Once again the screen lights up to tell us that next time we should arrive 30 min before the show so we can have our chef-inspired pizza and beer brought to us and I think, “It really doesn’t take that long to put popcorn in a bag and grab a bottle does it?”  The movie starts.  The ship is blown to smithereens, the bad guys are throwing debris about with a wave of their hands and monstrous mountains with vaguely human features are wielding building-sized weapons to threaten our heroes.  At least I think so.  In the first 15 min of the movie, there have been 8 servers walking between me and the screen delivering food to OTHER customers in the dark.  How can they see the seat numbers?  AHHHH!  Finally!  Here’s my chef-inspired popcorn and dew.  It’s the latest in movie cuisine–like iced coffee and cold soup (Vichyssoise).  Room temperature popcorn.

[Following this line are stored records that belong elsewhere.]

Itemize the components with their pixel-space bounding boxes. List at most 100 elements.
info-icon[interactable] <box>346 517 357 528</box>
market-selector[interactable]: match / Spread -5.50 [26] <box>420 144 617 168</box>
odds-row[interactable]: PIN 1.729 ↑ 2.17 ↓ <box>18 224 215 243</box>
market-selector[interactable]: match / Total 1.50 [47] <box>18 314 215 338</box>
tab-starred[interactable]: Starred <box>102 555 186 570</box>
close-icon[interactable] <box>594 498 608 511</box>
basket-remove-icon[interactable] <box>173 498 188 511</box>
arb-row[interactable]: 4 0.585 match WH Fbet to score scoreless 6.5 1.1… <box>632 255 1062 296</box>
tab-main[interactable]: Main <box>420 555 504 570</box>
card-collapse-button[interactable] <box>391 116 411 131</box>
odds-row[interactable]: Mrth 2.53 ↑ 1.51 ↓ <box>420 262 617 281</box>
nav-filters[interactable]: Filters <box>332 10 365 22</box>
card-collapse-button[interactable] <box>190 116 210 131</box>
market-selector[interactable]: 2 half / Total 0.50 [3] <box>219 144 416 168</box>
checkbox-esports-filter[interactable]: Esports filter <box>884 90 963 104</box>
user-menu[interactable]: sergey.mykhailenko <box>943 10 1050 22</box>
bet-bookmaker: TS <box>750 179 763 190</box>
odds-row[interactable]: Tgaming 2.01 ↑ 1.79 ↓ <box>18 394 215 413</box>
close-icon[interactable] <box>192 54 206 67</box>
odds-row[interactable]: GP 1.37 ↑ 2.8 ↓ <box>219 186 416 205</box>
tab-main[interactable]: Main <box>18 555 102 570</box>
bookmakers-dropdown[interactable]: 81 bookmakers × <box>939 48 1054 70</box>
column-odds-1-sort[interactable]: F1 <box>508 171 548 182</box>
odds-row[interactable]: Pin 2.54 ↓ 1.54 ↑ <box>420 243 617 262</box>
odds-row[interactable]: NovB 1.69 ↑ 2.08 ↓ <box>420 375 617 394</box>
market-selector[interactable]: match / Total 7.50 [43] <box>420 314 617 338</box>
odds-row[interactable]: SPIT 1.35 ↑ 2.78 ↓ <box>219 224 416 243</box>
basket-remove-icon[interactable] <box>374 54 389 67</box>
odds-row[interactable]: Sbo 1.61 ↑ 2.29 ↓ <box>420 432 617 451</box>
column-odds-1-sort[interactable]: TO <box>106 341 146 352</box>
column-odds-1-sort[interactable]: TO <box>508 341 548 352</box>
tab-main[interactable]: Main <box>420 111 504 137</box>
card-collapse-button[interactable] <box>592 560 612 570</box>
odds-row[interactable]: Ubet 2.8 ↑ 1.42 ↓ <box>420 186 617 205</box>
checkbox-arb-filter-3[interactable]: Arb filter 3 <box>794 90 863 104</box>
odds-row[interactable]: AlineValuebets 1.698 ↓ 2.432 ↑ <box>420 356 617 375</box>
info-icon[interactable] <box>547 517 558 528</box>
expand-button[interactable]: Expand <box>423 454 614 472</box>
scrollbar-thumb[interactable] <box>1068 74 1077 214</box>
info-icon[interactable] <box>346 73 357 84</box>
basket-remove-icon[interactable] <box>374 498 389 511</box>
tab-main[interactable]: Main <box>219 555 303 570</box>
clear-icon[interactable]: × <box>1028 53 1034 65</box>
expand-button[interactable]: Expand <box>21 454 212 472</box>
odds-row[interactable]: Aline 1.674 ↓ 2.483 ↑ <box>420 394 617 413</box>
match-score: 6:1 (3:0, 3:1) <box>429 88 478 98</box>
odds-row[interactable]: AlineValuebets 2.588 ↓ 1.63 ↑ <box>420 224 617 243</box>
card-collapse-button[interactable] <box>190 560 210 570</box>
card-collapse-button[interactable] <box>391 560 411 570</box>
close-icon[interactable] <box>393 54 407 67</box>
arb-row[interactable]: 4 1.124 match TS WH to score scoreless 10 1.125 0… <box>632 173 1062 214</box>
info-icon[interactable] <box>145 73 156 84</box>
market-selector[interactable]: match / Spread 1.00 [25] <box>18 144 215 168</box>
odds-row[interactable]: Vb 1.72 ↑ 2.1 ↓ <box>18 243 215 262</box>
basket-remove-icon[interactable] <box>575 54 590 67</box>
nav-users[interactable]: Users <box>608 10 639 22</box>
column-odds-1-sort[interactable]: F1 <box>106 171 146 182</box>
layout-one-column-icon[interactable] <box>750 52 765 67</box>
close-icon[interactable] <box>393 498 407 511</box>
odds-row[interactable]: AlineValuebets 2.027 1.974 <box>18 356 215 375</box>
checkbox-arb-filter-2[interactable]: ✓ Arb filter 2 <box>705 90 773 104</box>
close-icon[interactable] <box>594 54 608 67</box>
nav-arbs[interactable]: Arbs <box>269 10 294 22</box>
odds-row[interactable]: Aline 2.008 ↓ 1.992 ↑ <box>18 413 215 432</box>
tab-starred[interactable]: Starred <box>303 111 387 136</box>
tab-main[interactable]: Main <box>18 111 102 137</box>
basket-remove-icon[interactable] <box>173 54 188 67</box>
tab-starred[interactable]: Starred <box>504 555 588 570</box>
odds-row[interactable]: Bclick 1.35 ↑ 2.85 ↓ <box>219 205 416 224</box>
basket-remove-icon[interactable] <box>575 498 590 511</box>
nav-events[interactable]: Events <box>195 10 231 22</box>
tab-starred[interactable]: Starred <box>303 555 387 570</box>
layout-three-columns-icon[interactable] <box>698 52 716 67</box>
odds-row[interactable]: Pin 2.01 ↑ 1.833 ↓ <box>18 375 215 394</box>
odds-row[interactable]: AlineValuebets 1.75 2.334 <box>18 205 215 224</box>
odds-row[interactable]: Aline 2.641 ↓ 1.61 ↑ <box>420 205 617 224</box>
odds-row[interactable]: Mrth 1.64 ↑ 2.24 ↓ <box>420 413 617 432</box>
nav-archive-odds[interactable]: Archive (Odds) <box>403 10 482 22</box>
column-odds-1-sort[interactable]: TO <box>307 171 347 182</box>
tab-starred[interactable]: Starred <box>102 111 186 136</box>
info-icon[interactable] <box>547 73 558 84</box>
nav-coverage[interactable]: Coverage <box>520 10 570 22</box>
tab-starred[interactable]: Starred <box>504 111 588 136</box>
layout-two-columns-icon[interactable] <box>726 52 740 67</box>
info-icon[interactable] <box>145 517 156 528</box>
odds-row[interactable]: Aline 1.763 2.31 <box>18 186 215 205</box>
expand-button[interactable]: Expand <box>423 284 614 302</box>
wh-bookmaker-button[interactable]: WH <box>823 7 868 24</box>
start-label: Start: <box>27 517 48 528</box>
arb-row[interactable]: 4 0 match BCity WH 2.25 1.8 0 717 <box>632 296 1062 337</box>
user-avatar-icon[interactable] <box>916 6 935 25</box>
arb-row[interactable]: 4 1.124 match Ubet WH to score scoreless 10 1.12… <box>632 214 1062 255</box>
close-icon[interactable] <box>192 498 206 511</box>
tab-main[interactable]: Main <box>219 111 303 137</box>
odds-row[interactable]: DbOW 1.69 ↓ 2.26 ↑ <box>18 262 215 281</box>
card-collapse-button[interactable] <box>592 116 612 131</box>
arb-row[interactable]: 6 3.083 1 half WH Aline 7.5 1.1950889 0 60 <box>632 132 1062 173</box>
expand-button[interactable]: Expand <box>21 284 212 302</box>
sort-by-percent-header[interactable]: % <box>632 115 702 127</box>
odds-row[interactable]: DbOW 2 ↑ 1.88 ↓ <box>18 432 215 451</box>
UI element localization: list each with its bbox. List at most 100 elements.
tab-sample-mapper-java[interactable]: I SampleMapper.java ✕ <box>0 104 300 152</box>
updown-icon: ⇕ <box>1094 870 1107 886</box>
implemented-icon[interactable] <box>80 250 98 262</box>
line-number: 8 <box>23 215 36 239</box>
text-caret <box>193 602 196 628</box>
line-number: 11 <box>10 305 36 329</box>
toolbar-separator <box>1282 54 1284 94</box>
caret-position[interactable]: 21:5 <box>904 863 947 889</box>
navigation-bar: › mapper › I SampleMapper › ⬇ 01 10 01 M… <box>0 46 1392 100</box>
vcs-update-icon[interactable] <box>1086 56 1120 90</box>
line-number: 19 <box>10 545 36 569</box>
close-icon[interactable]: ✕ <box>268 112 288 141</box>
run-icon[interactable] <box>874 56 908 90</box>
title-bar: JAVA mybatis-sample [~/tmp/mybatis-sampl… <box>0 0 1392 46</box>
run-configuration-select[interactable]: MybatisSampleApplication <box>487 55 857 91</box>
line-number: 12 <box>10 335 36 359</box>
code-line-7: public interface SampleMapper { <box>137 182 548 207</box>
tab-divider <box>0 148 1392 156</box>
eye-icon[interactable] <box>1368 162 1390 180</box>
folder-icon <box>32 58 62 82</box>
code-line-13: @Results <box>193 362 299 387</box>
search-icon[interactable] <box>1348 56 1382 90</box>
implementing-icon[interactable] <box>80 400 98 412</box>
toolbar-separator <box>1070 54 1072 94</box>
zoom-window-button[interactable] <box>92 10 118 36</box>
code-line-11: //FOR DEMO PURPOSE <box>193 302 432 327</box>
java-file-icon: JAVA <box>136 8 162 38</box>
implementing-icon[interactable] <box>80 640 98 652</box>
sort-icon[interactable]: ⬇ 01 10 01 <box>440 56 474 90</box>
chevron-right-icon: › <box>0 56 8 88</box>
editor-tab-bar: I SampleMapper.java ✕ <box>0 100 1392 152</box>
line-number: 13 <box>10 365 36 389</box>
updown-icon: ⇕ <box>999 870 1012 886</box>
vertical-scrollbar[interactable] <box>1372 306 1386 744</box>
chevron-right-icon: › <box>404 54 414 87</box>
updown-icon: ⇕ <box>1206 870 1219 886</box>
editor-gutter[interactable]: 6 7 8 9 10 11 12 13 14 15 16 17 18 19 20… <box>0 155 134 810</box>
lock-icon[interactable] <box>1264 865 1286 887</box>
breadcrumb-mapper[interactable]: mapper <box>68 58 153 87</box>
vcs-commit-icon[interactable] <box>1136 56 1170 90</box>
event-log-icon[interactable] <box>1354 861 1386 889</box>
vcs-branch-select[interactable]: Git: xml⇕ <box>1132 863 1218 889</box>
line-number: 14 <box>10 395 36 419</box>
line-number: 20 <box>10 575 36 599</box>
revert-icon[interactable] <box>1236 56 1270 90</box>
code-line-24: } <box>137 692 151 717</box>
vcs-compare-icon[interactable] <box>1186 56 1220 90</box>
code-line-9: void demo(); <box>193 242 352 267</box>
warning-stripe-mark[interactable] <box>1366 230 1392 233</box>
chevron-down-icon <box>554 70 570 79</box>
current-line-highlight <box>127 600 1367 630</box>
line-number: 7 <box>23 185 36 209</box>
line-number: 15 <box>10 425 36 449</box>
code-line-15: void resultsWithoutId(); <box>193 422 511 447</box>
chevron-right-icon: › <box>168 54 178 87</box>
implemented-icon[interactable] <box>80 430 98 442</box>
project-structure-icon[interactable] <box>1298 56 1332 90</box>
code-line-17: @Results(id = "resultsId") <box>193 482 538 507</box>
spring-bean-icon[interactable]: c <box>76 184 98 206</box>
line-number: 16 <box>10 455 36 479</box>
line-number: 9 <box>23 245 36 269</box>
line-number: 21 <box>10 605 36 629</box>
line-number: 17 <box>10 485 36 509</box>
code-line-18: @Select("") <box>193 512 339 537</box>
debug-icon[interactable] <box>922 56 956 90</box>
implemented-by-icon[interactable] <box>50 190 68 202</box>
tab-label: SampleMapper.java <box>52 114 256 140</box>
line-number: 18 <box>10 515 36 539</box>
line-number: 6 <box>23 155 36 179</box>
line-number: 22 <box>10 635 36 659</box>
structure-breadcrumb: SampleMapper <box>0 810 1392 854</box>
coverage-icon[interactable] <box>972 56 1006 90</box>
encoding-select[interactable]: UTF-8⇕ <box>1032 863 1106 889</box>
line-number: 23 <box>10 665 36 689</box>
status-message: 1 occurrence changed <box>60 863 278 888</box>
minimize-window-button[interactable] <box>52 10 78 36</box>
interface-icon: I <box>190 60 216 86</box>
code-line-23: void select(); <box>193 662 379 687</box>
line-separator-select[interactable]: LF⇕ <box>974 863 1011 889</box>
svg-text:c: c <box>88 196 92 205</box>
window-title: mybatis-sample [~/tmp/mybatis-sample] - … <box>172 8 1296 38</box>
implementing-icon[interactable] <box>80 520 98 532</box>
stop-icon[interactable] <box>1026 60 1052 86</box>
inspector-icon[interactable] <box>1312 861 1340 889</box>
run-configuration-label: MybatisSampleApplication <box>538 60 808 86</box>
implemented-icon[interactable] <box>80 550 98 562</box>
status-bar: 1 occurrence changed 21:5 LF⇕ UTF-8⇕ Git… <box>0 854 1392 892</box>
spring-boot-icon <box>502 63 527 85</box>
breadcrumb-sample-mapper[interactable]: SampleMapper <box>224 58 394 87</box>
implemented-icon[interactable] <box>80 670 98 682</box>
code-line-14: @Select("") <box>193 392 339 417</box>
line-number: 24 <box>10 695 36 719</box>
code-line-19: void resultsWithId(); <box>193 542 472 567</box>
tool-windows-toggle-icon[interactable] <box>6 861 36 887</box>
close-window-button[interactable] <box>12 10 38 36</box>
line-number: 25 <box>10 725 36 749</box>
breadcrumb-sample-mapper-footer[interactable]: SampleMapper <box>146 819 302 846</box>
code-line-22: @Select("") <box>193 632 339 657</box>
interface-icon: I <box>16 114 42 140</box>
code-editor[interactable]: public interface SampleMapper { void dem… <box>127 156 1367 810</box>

In a restaurant, 1 server can work with 12-16 customers.  Ideally then, this bistro should have about 5-7 servers.  They should stand near their sections and greet you when you find your seat.  All the orders should be taken while the lights are still on.  If you have a party of 4 with dinner-type orders and a person by himself with a small snack order, you put in the order to the kitchen for the dinners, and grab the snack and the drink on your way back to the theater and serve the single.  As your section fills up, you take orders from the newcomers.  Put in the dinner orders, check on previous orders and pick up the drinks and deliver those to the people who have ordered.  Return to kitchen and pick up any dinner orders that have been completed.  Take orders from recently seated people.  Put in new orders at kitchen, check to see if any orders are filled and ready to deliver.  If not, get the drinks out.  Go back to kitchen grab filled orders and deliver, repeat. And as always, if you have a drink/snack order, get it out immediately.  The only people you should be taking orders from after the lights go out are the latecomers.

If you are going to run 4 bistros in a theater, you’d DAM well better have a big kitchen and plenty of cooks.  You have to serve 240 customers in 30 min or less.

I’m going to order my chef-inspired popcorn and Blue Dew at the counter from now on.